Medio 2012: toetsingskader ontwikkeld door KvK/Syntens en operationeel. Dit toetsingskader is er op gericht dat de nieuwe organisatie op transparante wijze kan bepalen welke producten en diensten op het Ondernemersplein worden aangeboden en tegen welke condities.

Medio/najaar 2012: aanbieden van een zoveel als mogelijk geïntegreerd dienstenpakket (KvK, Syntens, AgentschapNL). Hierbij gaat het in eerste instantie om het waar mogelijk «ontdubbelen» van het huidige producten/dienstenpakket en integrale wijze aanbieden daarvan.

Najaar 2012: start light versie Digitaal Ondernemersplein. Deze lightversie zal nog gebaseerd zijn op de huidige sites en digitale tools en moet duidelijke meerwaarde bieden voor de ondernemer. Nadere uitbouw zal dan vervolgens in goede samenwerking moeten worden gerealiseerd door de nieuwe ZBO in oprichting en AgentschapNL, waaronder het huidige AntwoordvoorBedrijven.

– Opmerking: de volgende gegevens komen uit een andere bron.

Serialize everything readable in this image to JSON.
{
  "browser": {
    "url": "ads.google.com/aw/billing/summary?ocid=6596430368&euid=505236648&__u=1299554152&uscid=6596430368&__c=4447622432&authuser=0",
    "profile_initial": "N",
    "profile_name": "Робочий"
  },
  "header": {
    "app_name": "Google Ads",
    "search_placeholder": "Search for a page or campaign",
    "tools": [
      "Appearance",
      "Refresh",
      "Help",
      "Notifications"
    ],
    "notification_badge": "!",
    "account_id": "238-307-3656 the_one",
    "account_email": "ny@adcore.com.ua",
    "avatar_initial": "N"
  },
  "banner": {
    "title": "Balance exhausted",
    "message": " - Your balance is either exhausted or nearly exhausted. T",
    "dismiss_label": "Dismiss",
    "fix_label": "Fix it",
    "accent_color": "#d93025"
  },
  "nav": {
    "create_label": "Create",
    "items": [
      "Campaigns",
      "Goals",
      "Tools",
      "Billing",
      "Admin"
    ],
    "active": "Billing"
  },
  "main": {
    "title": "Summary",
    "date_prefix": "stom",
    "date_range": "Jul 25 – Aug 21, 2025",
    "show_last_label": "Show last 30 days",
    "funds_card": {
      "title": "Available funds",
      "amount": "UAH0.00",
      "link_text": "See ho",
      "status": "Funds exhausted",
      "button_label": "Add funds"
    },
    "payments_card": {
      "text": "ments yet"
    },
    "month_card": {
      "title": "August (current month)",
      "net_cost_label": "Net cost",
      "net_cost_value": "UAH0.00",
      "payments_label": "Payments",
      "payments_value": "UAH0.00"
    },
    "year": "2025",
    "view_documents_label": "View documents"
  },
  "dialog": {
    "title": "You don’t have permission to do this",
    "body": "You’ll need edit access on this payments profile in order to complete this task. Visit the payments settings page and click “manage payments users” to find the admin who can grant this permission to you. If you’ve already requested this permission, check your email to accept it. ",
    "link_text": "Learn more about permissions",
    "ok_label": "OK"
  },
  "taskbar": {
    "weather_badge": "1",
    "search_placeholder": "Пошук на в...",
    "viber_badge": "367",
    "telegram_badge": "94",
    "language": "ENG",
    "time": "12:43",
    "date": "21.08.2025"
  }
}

Najaar 2012: besluitvorming door nieuw bestuur over regio-indeling en indicatie aantal fysieke ondernemerspleinen

Smeets (PvdA), Ziengs (VVD): Voortgangsrapportages

Vanuit uw Kamer werd gevraagd naar periodieke voortgangsrapportages. Ik heb toegezegd u in ieder geval over de voorziene regio-indeling van de nieuwe organisatie separaat te zullen informeren. Daarnaast wil ik zoveel mogelijk aansluiten bij de natuurlijke overlegmomenten die er al zijn, bijvoorbeeld de indiening van het wetsvoorstel en de begrotingsbehandeling. Dit betekent dat ik uw Kamer meerdere keren per jaar zal informeren.

Om de ambities rondom de Ondernemerspleinen waar te maken vind ik het immers van groot belang over de hoofdlijnen daarvan met uw Kamer overeenstemming te hebben.

De minister van Economische Zaken, Landbouw en Innovatie,

M. J. M. Verhagen


X Noot
1

Aan de uitgavenkant is in de Miljoenennota een statistische correctie doorgevoerd die geen effect heeft op de EMU-relevante uitgaven van de overheid als geheel. De uitgaven van de KvK’s telden namelijk al wel mee in het EMU-saldo (overige publiekrechtelijke lichamen), maar waren niet zichtbaar op de Rijksbegroting in enge zin. Door genoemde statistische correctie van de Rijksbegroting wordt de begrotingsfinanciering zichtbaar.